Pathologic bradycardias are caused by disorders of impulse generation (impaired automaticity at SA node), impulse conduction (heart block) or escape pacemakers and rhythms. Bradycardia can be underlain by several causes, which are best divided into cardiac and non-cardiac causes or based on the location of the abnormality. Many drugs causes bradycardia such as Calcium gluconate, Ceritinib,Cosyntropin, Crizotinib, Dolasetron mesylate, Fosphenytoin sodium, Fosaprepitant, Lanreotide and Lorcaserin. Some Life-threatening causes include conditions such as acute myocardial infarction, Acute renal failure, [[Respiratory failure|, Acute respiratory failure, Acute rheumatic fever, Bacterial endocarditis, Beta blocker overdose, Carbamate poisoning, Cervical spine injury.

Bradycardia differential diagnosis

Bradycardia must be differentiated from Sinoatrial Block, Atrioventricular heart block or dissociation, Wandering atrial pacemaker, Junctional (AV nodal) escape rhythms and Ventricular escape (idioventricular) rhythms.

Epidemiology and Demographics

Incidence is One in 600 adults over the age of 65 has sinus node dysfunction. The frequency of sick sinus syndrome is unknown in the general population, while in cardiac patients it has been estimated to be 3 in 5000. Bradycardia is more common in older patients, over the age of 65 years. There is no racial predilection to bradycardia.
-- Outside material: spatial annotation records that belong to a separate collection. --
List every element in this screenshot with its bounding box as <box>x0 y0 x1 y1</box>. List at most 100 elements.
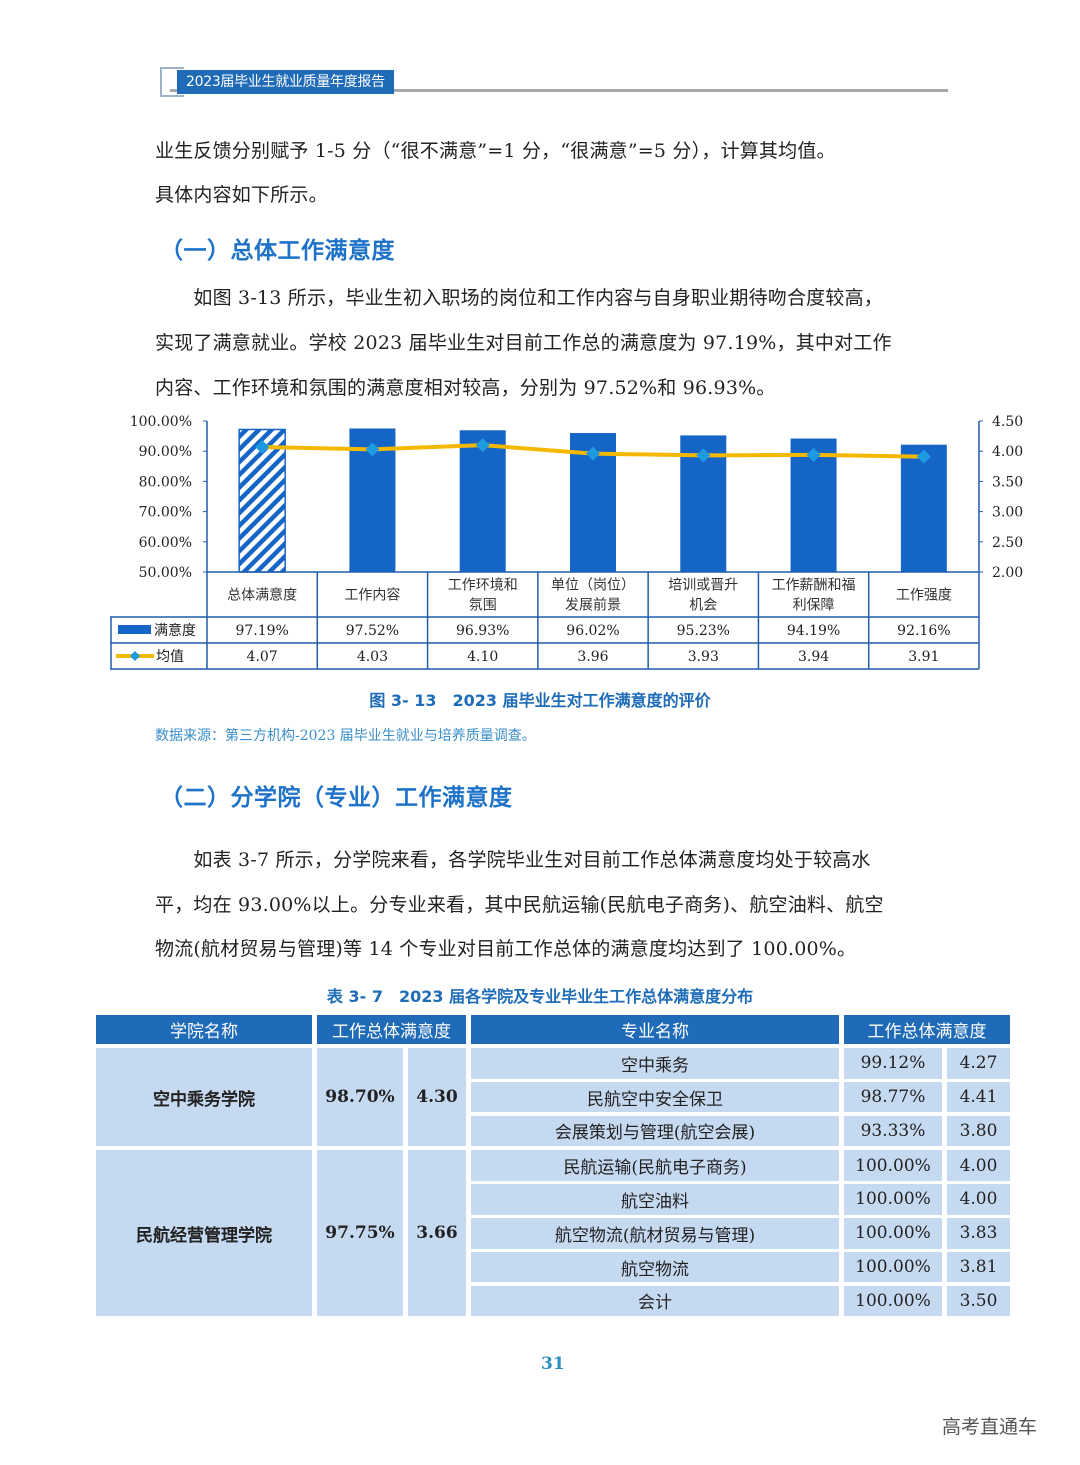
table-caption: 表 3- 7 2023 届各学院及专业毕业生工作总体满意度分布 <box>326 987 754 1006</box>
section-heading-by-college: （二）分学院（专业）工作满意度 <box>160 785 513 811</box>
diamond-marker-icon <box>696 448 711 463</box>
left-axis-tick-label: 100.00% <box>130 414 192 430</box>
left-axis-tick-label: 90.00% <box>139 444 192 460</box>
legend-label-satisfaction: 满意度 <box>154 622 196 639</box>
major-mean-cell: 4.00 <box>947 1184 1010 1215</box>
diamond-marker-icon <box>475 438 490 453</box>
legend-bar-swatch-icon <box>118 625 151 634</box>
section2-para-line-1: 如表 3-7 所示，分学院来看，各学院毕业生对目前工作总体满意度均处于较高水 <box>155 849 871 871</box>
section2-para-line-3: 物流(航材贸易与管理)等 14 个专业对目前工作总体的满意度均达到了 100.0… <box>155 938 857 960</box>
college-name-cell: 空中乘务学院 <box>96 1048 312 1147</box>
satisfaction-value: 97.52% <box>346 623 399 639</box>
college-name-cell: 民航经营管理学院 <box>96 1150 312 1317</box>
mean-value: 4.07 <box>247 649 278 665</box>
diamond-marker-icon <box>255 439 270 454</box>
major-mean-cell: 3.50 <box>947 1285 1010 1317</box>
satisfaction-value: 97.19% <box>235 623 288 639</box>
major-mean-cell: 3.80 <box>947 1115 1010 1147</box>
major-name-cell: 民航空中安全保卫 <box>471 1081 839 1113</box>
major-rate-cell: 100.00% <box>844 1251 942 1283</box>
left-axis-tick-label: 60.00% <box>139 535 192 551</box>
section2-para-line-2: 平，均在 93.00%以上。分专业来看，其中民航运输(民航电子商务)、航空油料、… <box>155 894 884 916</box>
right-axis-tick-label: 2.50 <box>992 535 1023 551</box>
major-mean-cell: 3.83 <box>947 1218 1010 1249</box>
major-name-cell: 民航运输(民航电子商务) <box>471 1150 839 1181</box>
header-college-satisfaction: 工作总体满意度 <box>317 1015 466 1044</box>
category-label: 利保障 <box>793 598 835 614</box>
header-college-name: 学院名称 <box>96 1015 312 1044</box>
major-rate-cell: 100.00% <box>844 1218 942 1249</box>
college-rate-cell: 97.75% <box>317 1150 403 1317</box>
category-label: 单位（岗位） <box>551 578 635 594</box>
section1-para-line-1: 如图 3-13 所示，毕业生初入职场的岗位和工作内容与自身职业期待吻合度较高， <box>155 287 883 309</box>
category-label: 培训或晋升 <box>668 578 738 594</box>
bar <box>900 444 947 572</box>
watermark-text: 高考直通车 <box>942 1416 1038 1438</box>
satisfaction-value: 95.23% <box>677 623 730 639</box>
right-axis-tick-label: 4.50 <box>992 414 1023 430</box>
mean-value: 4.03 <box>357 649 388 665</box>
mean-value: 4.10 <box>467 649 498 665</box>
major-name-cell: 空中乘务 <box>471 1048 839 1079</box>
right-axis-tick-label: 3.00 <box>992 505 1023 521</box>
bar <box>459 430 506 572</box>
diamond-marker-icon <box>806 447 821 462</box>
major-mean-cell: 3.81 <box>947 1251 1010 1283</box>
figure-caption: 图 3- 13 2023 届毕业生对工作满意度的评价 <box>369 691 711 710</box>
category-label: 氛围 <box>469 598 497 614</box>
category-label: 机会 <box>689 598 717 614</box>
satisfaction-combo-chart: 100.00% 90.00% 80.00% 70.00% 60.00% 50.00% 4.5… <box>110 410 1040 675</box>
college-rate-cell: 98.70% <box>317 1048 403 1147</box>
college-mean-cell: 3.66 <box>408 1150 466 1317</box>
header-major-name: 专业名称 <box>471 1015 839 1044</box>
major-name-cell: 航空物流(航材贸易与管理) <box>471 1218 839 1249</box>
major-mean-cell: 4.27 <box>947 1048 1010 1079</box>
diamond-marker-icon <box>586 446 600 461</box>
page-number: 31 <box>541 1354 565 1374</box>
category-label: 工作环境和 <box>448 578 518 594</box>
category-label: 工作强度 <box>896 588 952 604</box>
mean-value: 3.91 <box>908 649 939 665</box>
section1-para-line-3: 内容、工作环境和氛围的满意度相对较高，分别为 97.52%和 96.93%。 <box>155 377 776 399</box>
satisfaction-value: 94.19% <box>787 623 840 639</box>
college-mean-cell: 4.30 <box>408 1048 466 1147</box>
intro-line-2: 具体内容如下所示。 <box>155 184 328 206</box>
header-major-satisfaction: 工作总体满意度 <box>844 1015 1010 1044</box>
major-rate-cell: 100.00% <box>844 1184 942 1215</box>
right-axis-tick-label: 2.00 <box>992 565 1023 581</box>
right-axis-tick-label: 4.00 <box>992 444 1023 460</box>
satisfaction-value: 92.16% <box>897 623 950 639</box>
diamond-marker-icon <box>916 449 931 464</box>
legend-diamond-icon <box>130 651 140 661</box>
category-label: 总体满意度 <box>227 587 297 604</box>
mean-value: 3.93 <box>688 649 719 665</box>
major-rate-cell: 93.33% <box>844 1115 942 1147</box>
major-name-cell: 会计 <box>471 1285 839 1317</box>
satisfaction-value: 96.02% <box>566 623 619 639</box>
left-axis-tick-label: 50.00% <box>139 565 192 581</box>
section1-para-line-2: 实现了满意就业。学校 2023 届毕业生对目前工作总的满意度为 97.19%，其… <box>155 332 892 354</box>
major-rate-cell: 98.77% <box>844 1081 942 1113</box>
chart-canvas: 100.00% 90.00% 80.00% 70.00% 60.00% 50.00% 4.5… <box>110 414 1023 670</box>
diamond-marker-icon <box>365 442 380 457</box>
mean-value: 3.94 <box>798 649 829 665</box>
header-frame-decoration <box>160 67 184 97</box>
major-rate-cell: 100.00% <box>844 1150 942 1181</box>
category-label: 工作内容 <box>344 587 400 604</box>
report-title-banner: 2023届毕业生就业质量年度报告 <box>177 70 394 94</box>
major-name-cell: 航空物流 <box>471 1251 839 1283</box>
left-axis-tick-label: 70.00% <box>139 505 192 521</box>
category-label: 发展前景 <box>565 597 621 614</box>
intro-line-1: 业生反馈分别赋予 1-5 分（“很不满意”=1 分，“很满意”=5 分），计算其… <box>155 140 836 162</box>
major-name-cell: 会展策划与管理(航空会展) <box>471 1115 839 1147</box>
section-heading-overall: （一）总体工作满意度 <box>160 238 395 264</box>
header-rule <box>170 89 948 92</box>
major-rate-cell: 100.00% <box>844 1285 942 1317</box>
category-label: 工作薪酬和福 <box>772 578 856 594</box>
mean-value: 3.96 <box>577 649 608 665</box>
data-source-note: 数据来源：第三方机构-2023 届毕业生就业与培养质量调查。 <box>155 728 536 744</box>
major-rate-cell: 99.12% <box>844 1048 942 1079</box>
major-mean-cell: 4.00 <box>947 1150 1010 1181</box>
left-axis-tick-label: 80.00% <box>139 474 192 490</box>
right-axis-tick-label: 3.50 <box>992 474 1023 490</box>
Bradycardia affects men and women equally.

Risk Factors

Common risk factors in the development of bradycardia include Congenital heart disease, Infection of the heart tissue, Heart surgery, Hypothyroidism or other metabolic condition, Damage caused by a heart attack or heart disease, electrolyte imbalance in the blood, Obstructive sleep apnea, Inflammatory diseases (rheumatic fever or lupus).

Screening

There is insufficient evidence to recommend routine screening for bradycardia.

Natural History, Complications and Prognosis

Natural History

Sinus bradycardia occurs in healthy patients as an adaptive response, particularly in well-conditioned persons or while sleeping, but it can also occur as a pathologic response in a variety of conditions. Sinus bradycardia itself does not cause symptoms directly, although a patient with comorbid conditions that may be exacerbated by decreased cardiac output (e.g. angina, heart failure) may have worsening symptoms related to comorbidity. Slower sinus rates are often very well tolerated. Asymptomatic resting bradycardias, particularly in trained athletes and young individuals are not pathological and doesn't require treatment.

Complications

Common complications of bradycardia include Heart failure, Syncope, Angina pectoris, hypotension and hypertension.

Prognosis

The prognosis is good when the rhythm is quickly identified by the healthcare provider. Nevertheless, people with sick sinus syndrome who have bradycardia appear to have a poor 5-year survival prognosis of 45-70 per cent.